Das Gebiet, das die Zweiglinie von Ogden her durchschneidet, ist flach und dürr, mit sandigem und thonigem Boden, der alkalische Salze enthält, die ihn, ganz wie die große Wüste im Westen des Sees, mit weißlichen Krystallgebilden bedecken. Hier gedeiht weiter nichts als Thymian, Salbei, Rosmarin neben wildem Buschwerk und große Mengen von gelben Sonnenrosen. Im fernen Osten davon erheben sich Hügelketten, die von den nebeligen Gipfeln der Wahsatchberge überragt werden.
Genau halb acht Uhr hielt der Zug im Bahnhofe von Great Salt Lake City.

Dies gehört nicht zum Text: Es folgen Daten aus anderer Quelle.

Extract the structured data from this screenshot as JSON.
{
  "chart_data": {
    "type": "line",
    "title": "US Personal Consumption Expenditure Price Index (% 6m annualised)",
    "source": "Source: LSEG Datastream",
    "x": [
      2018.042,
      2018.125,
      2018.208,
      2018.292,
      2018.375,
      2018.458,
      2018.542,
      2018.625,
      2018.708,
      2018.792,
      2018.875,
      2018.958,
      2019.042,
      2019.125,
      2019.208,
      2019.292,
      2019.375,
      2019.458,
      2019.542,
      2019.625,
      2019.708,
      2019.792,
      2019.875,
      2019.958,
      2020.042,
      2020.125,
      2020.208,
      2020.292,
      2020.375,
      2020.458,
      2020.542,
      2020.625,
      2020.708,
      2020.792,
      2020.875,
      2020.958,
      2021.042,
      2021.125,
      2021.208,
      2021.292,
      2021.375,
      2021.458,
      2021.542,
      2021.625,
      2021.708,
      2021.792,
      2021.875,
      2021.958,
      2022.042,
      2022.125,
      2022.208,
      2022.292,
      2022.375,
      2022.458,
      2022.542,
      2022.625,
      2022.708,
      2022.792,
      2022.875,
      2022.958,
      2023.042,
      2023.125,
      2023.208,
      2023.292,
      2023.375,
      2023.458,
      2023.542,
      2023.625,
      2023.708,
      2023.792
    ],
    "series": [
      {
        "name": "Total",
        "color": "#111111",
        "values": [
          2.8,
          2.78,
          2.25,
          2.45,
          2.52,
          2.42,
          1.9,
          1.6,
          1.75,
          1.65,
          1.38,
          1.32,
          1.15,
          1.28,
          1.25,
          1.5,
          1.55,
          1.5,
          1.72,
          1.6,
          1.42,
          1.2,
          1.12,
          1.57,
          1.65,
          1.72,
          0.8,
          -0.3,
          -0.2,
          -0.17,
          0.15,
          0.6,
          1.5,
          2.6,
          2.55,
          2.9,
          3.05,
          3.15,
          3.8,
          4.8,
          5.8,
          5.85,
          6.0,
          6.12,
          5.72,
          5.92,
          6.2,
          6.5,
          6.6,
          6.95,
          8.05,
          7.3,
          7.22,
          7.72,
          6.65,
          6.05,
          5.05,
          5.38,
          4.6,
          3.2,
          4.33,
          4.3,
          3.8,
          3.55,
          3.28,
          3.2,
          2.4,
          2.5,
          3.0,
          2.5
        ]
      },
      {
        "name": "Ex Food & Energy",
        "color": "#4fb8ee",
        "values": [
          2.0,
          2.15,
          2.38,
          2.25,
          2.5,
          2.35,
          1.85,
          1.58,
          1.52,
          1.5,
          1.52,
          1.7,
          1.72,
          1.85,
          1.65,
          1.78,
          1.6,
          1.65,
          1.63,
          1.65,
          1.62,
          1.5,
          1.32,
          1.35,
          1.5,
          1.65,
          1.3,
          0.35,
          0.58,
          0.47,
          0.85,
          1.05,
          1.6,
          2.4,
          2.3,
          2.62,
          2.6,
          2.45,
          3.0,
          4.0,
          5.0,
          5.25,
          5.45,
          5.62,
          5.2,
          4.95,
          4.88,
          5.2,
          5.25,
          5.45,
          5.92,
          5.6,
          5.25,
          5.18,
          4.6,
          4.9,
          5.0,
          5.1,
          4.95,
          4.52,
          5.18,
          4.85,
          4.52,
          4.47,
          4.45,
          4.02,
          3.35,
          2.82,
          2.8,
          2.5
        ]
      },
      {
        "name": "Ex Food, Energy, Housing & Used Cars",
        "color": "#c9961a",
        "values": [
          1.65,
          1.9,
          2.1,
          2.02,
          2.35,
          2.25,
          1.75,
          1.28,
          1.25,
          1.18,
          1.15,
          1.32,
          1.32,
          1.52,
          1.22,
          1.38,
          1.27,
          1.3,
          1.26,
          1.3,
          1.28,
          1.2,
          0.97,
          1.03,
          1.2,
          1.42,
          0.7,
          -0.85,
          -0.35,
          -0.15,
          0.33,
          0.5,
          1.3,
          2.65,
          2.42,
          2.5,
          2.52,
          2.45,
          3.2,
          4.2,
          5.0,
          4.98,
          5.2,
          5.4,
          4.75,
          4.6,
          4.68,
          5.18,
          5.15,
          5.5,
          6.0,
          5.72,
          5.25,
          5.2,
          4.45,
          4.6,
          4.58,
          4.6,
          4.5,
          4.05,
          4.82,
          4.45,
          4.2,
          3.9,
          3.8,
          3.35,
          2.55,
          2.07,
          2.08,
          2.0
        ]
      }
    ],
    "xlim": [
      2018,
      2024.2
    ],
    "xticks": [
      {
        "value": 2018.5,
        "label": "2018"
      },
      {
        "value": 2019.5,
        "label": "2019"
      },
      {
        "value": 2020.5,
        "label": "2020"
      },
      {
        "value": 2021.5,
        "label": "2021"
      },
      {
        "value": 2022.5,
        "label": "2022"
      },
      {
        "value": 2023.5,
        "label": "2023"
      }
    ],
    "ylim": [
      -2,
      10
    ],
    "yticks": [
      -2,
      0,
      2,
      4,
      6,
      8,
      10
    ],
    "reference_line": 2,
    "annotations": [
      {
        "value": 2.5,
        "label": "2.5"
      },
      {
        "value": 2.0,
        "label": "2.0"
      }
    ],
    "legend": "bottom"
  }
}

Eine prächtige Stadt, hatte Robert Inglis gesagt, und sicherlich ließ er seine neuen Bekannten nicht eher weiterreisen, als bis sie sie besucht hatten – eine Stadt von fünfzigtausend Einwohnern – er übertrieb hiermit um fünftausend – eine prächtige Stadt, im Osten umrahmt von prächtigen Höhenzügen und durch den prächtigen Jordan in bequemer Verbindung mit dem prächtigen Salzsee, eine vor allen andern gesunde Stadt mit ihren in dichtem Grün versteckten Häusern und Villen, ihren Weinbergen und mit ihren Obstgärten mit Apfel-, Birnen-, Aprikosen- und Pflaumenbäumen, die die schönsten Früchte der Erde liefern. Und längs der Straßen prächtige Läden, steinerne Gebäude von prächtigem Aussehen! Hierzu kommen noch ihre Monumentalbauten, prächtige Muster mormonischer Architektur, die prächtige »Residenz«, wo Brigham Young einst wohnte, der prächtige Mormonentempel, das prächtige Tabernakel, ein Wunderwerk der Holzbaukunst, worin achttausend Gläubige Platz finden. Und was gab es früher für prächtige Ceremonien, wenn der Papst und die Apostel auf einer prächtigen Tribüne saßen und rund umher eine gläubige Gemeinde, Männer, Frauen und wer weiß wie viele Kinder, die der Vorlesung der von der prächtigen Hand Mormon's selbst geschriebenen Bibel lauschten! Kurz, hier war nach des Herrn Inglis Aussage alles »prächtig«.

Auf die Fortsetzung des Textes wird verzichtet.